# Name That Subtitle



## nodakoutdoors.com (Feb 27, 2002)

This is a pic from our softball team at the Leola, SD softball tournament the other summer. Ya, we stick out a bit but nobody has more fun. 

Name that Subtitle! (and spot the mullet)


----------



## djleye (Nov 14, 2002)

Mav-" The beach is that way"!!!!!!! :wink:


----------



## mallardhunter (May 15, 2004)

WooHoo!!!!! We got dead last 8)


----------



## astro95 (Nov 22, 2004)

I figure the guy in the black pants just checked the cooler and found it was full of the Beast.


----------



## Bob Kellam (Apr 8, 2004)

Ok guys should we play another game or drink more beer? woohoo beer it is then!!!!


----------



## Field Hunter (Mar 4, 2002)

Wish I were younger. How about, "less filling - tastes great"


----------



## WARDEN247 (Sep 7, 2004)

Why are there no geese decoying in on us today???mmmmm


----------



## Remmi_&amp;_I (Dec 2, 2003)

"If I wasn't so drunk I could hit one homerun that way, and another that way!" :beer:


----------



## Remmi_&amp;_I (Dec 2, 2003)

These "name the subtitle" threads are the best! :jammin:


----------



## buckseye (Dec 8, 2003)

I was abducted and when I got back my pants were stuck up my ***!!


----------



## Goldy's Pal (Jan 6, 2004)

"We just scared away the last chick and she went datta way." 
"In a hurry." :fro:


----------



## WARDEN247 (Sep 7, 2004)

Who p$ssed in my powerade??


----------



## jamartinmg2 (Oct 7, 2004)

"So what if we lost the game. What's your point?" :beer:


----------



## Remmi_&amp;_I (Dec 2, 2003)

"BRING ON THE DIESEL!!!!!!!!" aka BUDWEISER !


----------



## 4CurlRedleg (Aug 31, 2003)

And Hustad said I looked like a biker! 8)

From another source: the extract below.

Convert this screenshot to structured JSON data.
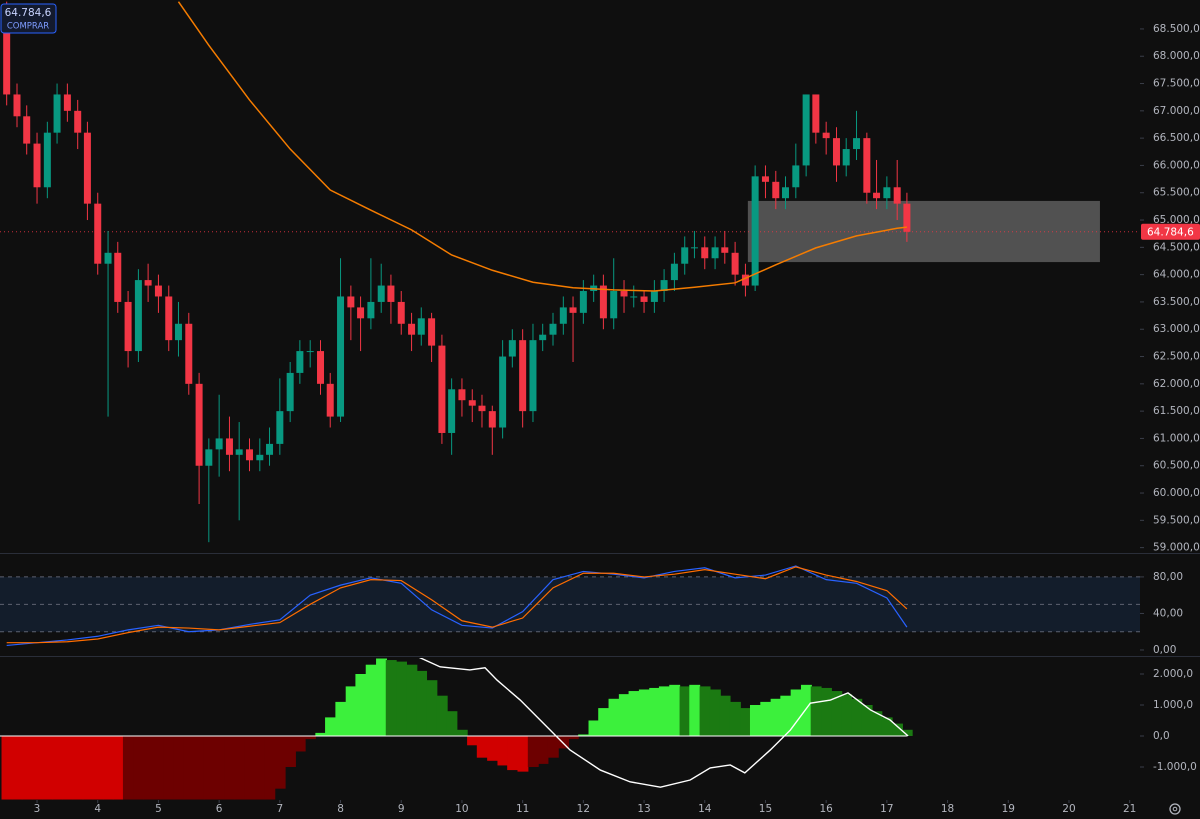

He is a poster child from the skinhead website!! :wink:


----------



## Shu (Oct 21, 2003)

She looked good last night, but when I woke up the next morning her a$$ was thiiiiis big

:beer:


----------



## nodakoutdoors.com (Feb 27, 2002)

What? No one noticed the guy peeing in the right side of the picture? :lol:


----------



## mallardhunter (May 15, 2004)

Nope...until now :rollin:


----------



## Maverick (Mar 4, 2002)

Damn I am in the picture and I have seen this pic about 100 times and I didn't even notice Ben urinating! :lol:


----------



## buckseye (Dec 8, 2003)

All booze and no shoes!!! :lol:


----------



## fishhook (Aug 29, 2002)

I choose to practice abstenence, so i don't care.


----------



## Goldy's Pal (Jan 6, 2004)

Who's peeing, the one squatting or the one standing?? :lol:


----------



## Ryan_Todd (Apr 11, 2004)

:lol: :lol: :lol:


----------



## Goldy's Pal (Jan 6, 2004)

Is someone a yankee fan?


----------



## Eric Hustad (Feb 25, 2002)

"No, the guy was serious we really have to play softball!"


----------



## curty (Sep 18, 2003)

Im telling ya ref, "he's safe"!


----------



## Maverick (Mar 4, 2002)

I believe that our record at Leola is a good 2-8? Not bad considering our record for cases of beer is a perfect 40-0!!


----------